Benchmarks and results
ASPIRE is evaluated on three benchmark families. LIBERO-Pro tests short-horizon robustness under object, goal, and spatial perturbations. Robosuite covers contact-rich single- and dual-arm manipulation. BEHAVIOR-1K covers long-horizon household mobile manipulation. The primary coding-agent baseline is CaP-Agent0. It uses visual differencing, a predefined skill library, and per-episode test-time retries. The comparison also includes end-to-end vision-language-action policies: OpenVLA, π0, and π0.5.
On LIBERO-Pro, ASPIRE gains up to 77 points on the Object suite. That figure averages both perturbation axes over the strongest baseline. It also gains 41.5 points on Goal and 42.5 points on Spatial. On Robosuite, bimanual handover rises from 20% to 92%. On BEHAVIOR-1K, the radio pickup task rises from 56% to 88%.
The zero-shot result is notable. Reusing skills accumulated on LIBERO-90, ASPIRE reaches about 31% on held-out LIBERO-Pro Long tasks.

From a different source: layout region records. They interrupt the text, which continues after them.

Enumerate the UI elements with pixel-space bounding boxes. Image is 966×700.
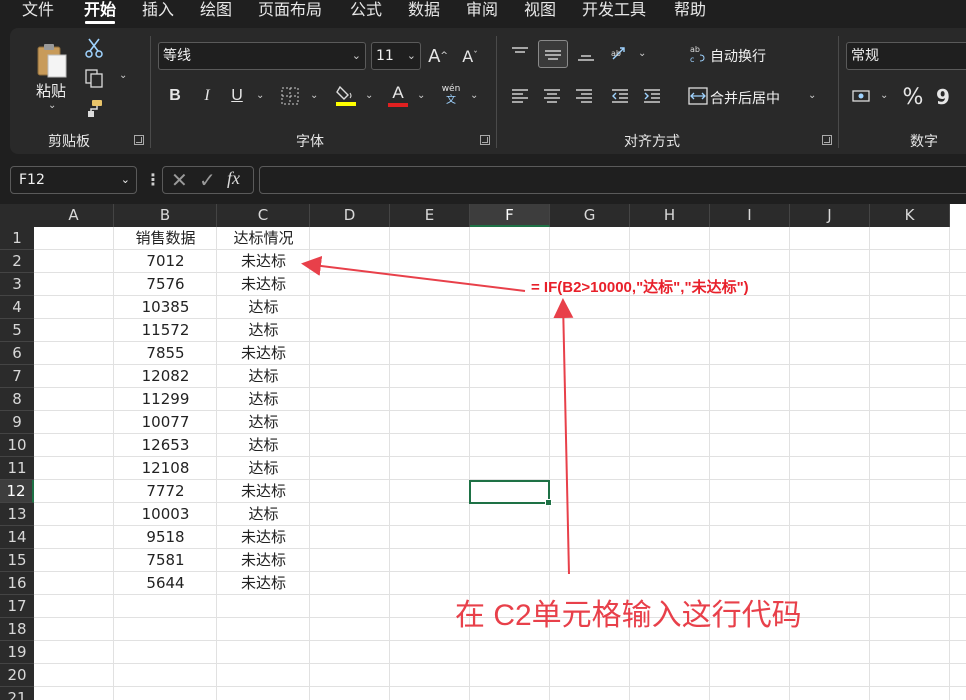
arrow-to-formula [553, 298, 574, 575]
arrow-to-c2 [301, 256, 526, 292]
formula-annotation: = IF(B2>10000,"达标","未达标") [531, 279, 749, 296]
instruction-annotation: 在 C2单元格输入这行代码 [455, 599, 802, 632]
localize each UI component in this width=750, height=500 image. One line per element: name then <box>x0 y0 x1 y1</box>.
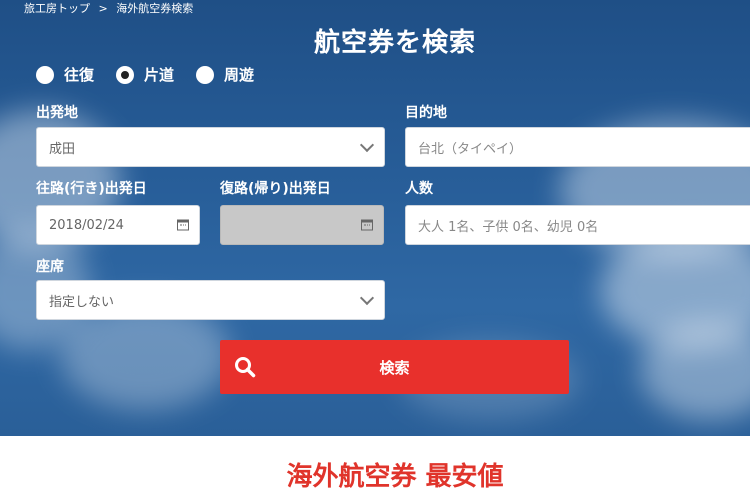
destination-label: 目的地 <box>405 105 447 121</box>
hero-background: 旅工房トップ > 海外航空券検索 航空券を検索 往復 片道 周遊 出発地 成田 … <box>0 0 750 436</box>
chevron-down-icon <box>359 290 375 306</box>
search-button-label: 検索 <box>379 358 410 377</box>
cheapest-fares-heading: 海外航空券 最安値 <box>286 462 504 492</box>
radio-round-trip[interactable]: 往復 <box>36 64 94 85</box>
radio-label: 周遊 <box>224 66 255 84</box>
radio-label: 片道 <box>144 66 175 84</box>
breadcrumb-separator: > <box>98 2 108 15</box>
passengers-input[interactable]: 大人 1名、子供 0名、幼児 0名 <box>405 205 750 245</box>
radio-multi-city[interactable]: 周遊 <box>196 64 254 85</box>
radio-indicator[interactable] <box>36 65 54 84</box>
search-button[interactable]: 検索 <box>220 340 569 394</box>
destination-placeholder: 台北（タイペイ） <box>418 141 523 157</box>
breadcrumb-current: 海外航空券検索 <box>116 2 194 15</box>
passengers-label: 人数 <box>405 181 433 197</box>
departure-value: 成田 <box>49 141 76 157</box>
return-date-label: 復路(帰り)出発日 <box>220 181 331 197</box>
radio-indicator-selected[interactable] <box>116 65 135 84</box>
seat-select[interactable]: 指定しない <box>36 280 385 320</box>
chevron-down-icon <box>359 137 375 153</box>
outbound-date-value: 2018/02/24 <box>49 217 124 233</box>
radio-label: 往復 <box>64 66 95 84</box>
departure-select[interactable]: 成田 <box>36 127 385 167</box>
seat-value: 指定しない <box>49 294 115 310</box>
radio-one-way[interactable]: 片道 <box>116 64 174 85</box>
search-icon <box>235 357 256 378</box>
calendar-icon[interactable] <box>177 219 189 231</box>
seat-label: 座席 <box>36 259 64 275</box>
radio-indicator[interactable] <box>196 65 215 84</box>
destination-input[interactable]: 台北（タイペイ） <box>405 127 750 167</box>
departure-label: 出発地 <box>36 105 78 121</box>
passengers-placeholder: 大人 1名、子供 0名、幼児 0名 <box>418 219 599 235</box>
calendar-icon <box>361 219 373 231</box>
trip-type-radio-group: 往復 片道 周遊 <box>36 64 276 85</box>
outbound-date-input[interactable]: 2018/02/24 <box>36 205 200 245</box>
page-title: 航空券を検索 <box>313 28 476 58</box>
breadcrumb-home-link[interactable]: 旅工房トップ <box>24 2 90 15</box>
breadcrumb: 旅工房トップ > 海外航空券検索 <box>24 0 193 16</box>
outbound-date-label: 往路(行き)出発日 <box>36 181 147 197</box>
return-date-input <box>220 205 384 245</box>
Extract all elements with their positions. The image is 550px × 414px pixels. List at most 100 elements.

Prior methods saturate near 4%.
Comparison summary
| Dimension | End-to-end VLAs (OpenVLA, π0, π0.5) | CaP-Agent0 | ASPIRE |
|---|---|---|---|
| Paradigm | Learned-weight policy | Code-as-policy agent | Code-as-policy agent |
| Cross-task experience | None (frozen weights) | Discarded after each task | Distilled into a skill library |
| Failure feedback | None at test time | Coarse scene-level summaries | Per-primitive multimodal traces |
| Test-time strategy | Direct inference | Per-seed reasoning + retries | One program per task |
| LIBERO-Pro overall | 0–13% | 18% | 72% |
| LIBERO-Pro Long zero-shot | 0–5% | ~4% | ~31% |
Real-robot skill transfer
The research team tests three simulation-discovered skills on a real bimanual YAM station. The real-robot coding agent is OpenAI Codex GPT-5.5. The embodiment and API differ from simulation. Transferred skills reduce debugging cost. Soda-can lifting improved from 13/20 to 19/20 while using about 10x fewer tokens. Drawer opening moved from 0/20 to 11/20, where the no-skill baseline never succeeded.
What it means
For people building physical systems, the shift is from writing brittle scripts to maintaining a library of repairs. The agent stops guessing from rollout outcomes and starts localising faults using per-primitive multimodal traces. This allows simulation-discovered skills to transfer to real hardware across different embodiments.